Some popular varieties of red dragon fruit include:
- Bloody Mary: A semi-sweet fruit from California with stunning red pulp.
- Costa Rican Sunset: A small dragon fruit hailing from, you guessed it, Costa Rica.
- Red Jaina: A popular semi-sweet Florida grown fruit of medium size.
Pink Dragon Fruit (Purple Dragon Fruit)
The pink variety is very similar to the red dragon fruit except that the pulp is pink instead of red. They are known for a mild taste you might describe as neutral. You may see these also called purple dragon fruit as some varieties have a stunning deep purple flesh.
Some popular varieties of pink dragon fruit include:
- American Beauty: Despite its origin in the USA is mostly grown in Guatemala.
- Cosmic Charlie: A large California created dragon fruit.
- Haley’s Comet: Another large fruit created in California.

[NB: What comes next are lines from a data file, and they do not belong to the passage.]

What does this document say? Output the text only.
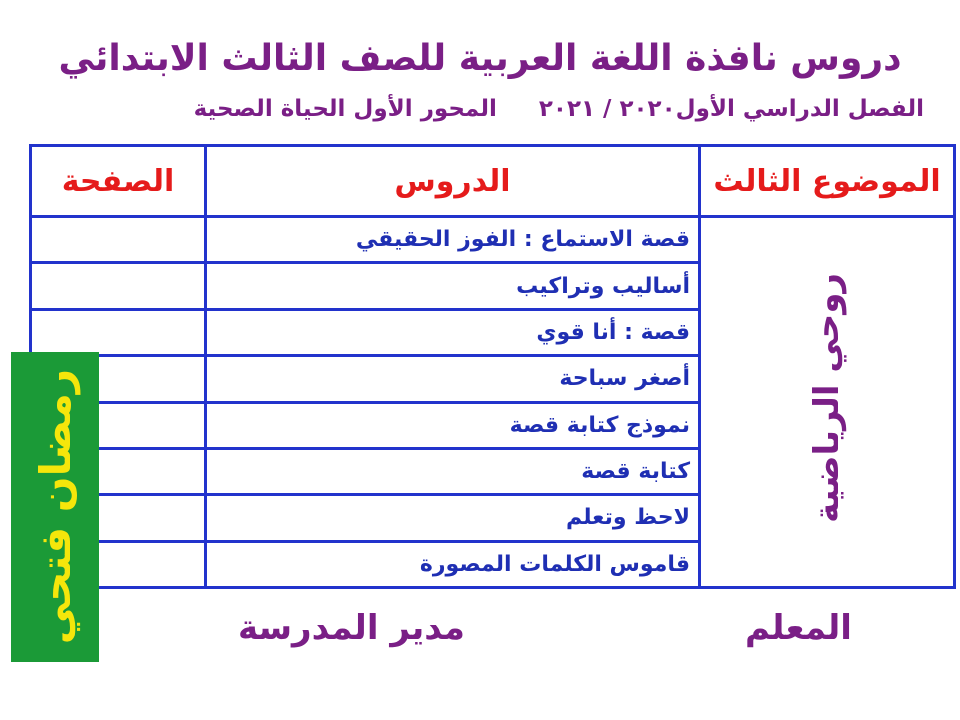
دروس نافذة اللغة العربية للصف الثالث الابتدائي
الفصل الدراسي الأول٢٠٢٠ / ٢٠٢١ المحور الأول الحياة الصحية
الموضوع الثالث	الدروس	الصفحة
روحي الرياضية	قصة الاستماع : الفوز الحقيقي	
	أساليب وتراكيب	
	قصة : أنا قوي	
	أصغر سباحة	
	نموذج كتابة قصة	
	كتابة قصة	
	لاحظ وتعلم	
	قاموس الكلمات المصورة	
رمضان فتحي	مدير المدرسة	المعلم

- Purple Haze: A sweeter variety with a stunning purple pulp.
- Voodoo Child: These very small but sweet fruits come from Florida.
Yellow Dragon Fruit
The yellow varieties have yellow skin, white flesh, and are considered the sweetest type with the firmest texture of all dragon fruit. They come mostly from South America where Colombia is the largest producer.
Some popular varieties of yellow dragon fruit include:
- Yellow Dragon: A unique Florida creation in a market dominated by South American growers.
Pitaya Vs Dragon Fruit What is the Difference?
The difference is only in the name. The names pitaya or pitahaya come from Mexico and appear to have been named after the cactus the fruit grows on. The name Dragon Fruit is distinctly American and caught on in the 1960s as a nod to its unique appearance.
Dragon Fruit FAQs
Can I eat the skin? Oh no, don’t do that. It is very hard, bitter, and fibrous. Use the skin for its distinctive appearance on your fruit trays, but throw it in the compost bin afterwards.
Are dragon fruits expensive? Yes, we consider them relatively expensive. Here in Colorado we generally see $4-7 per fruit pricing. The price appears to be coming down over time however, as the popularity picks up and sales volume increases.
When is dragon fruit ripe? Look for pink, red, or yellow fruit. If the skin is green it isn’t ripe. The thing is, dragon fruit doesn’t ripen off the vine, or at best ripens very little off the vine, so be sure to get them in full color at the store.
How do you cut a dragon fruit? Well it can be a little tricky which is why we published a separate guide with a video: how to cut a dragon fruit. We prefer to not send you to other links in our articles, but it seemed appropriate here.
This wraps up our look at different types of dragon fruit. We hope you found this a helpful look at an intriguing and fun to use fruit. As always Happy Cooking from your friends at Live Eat Learn!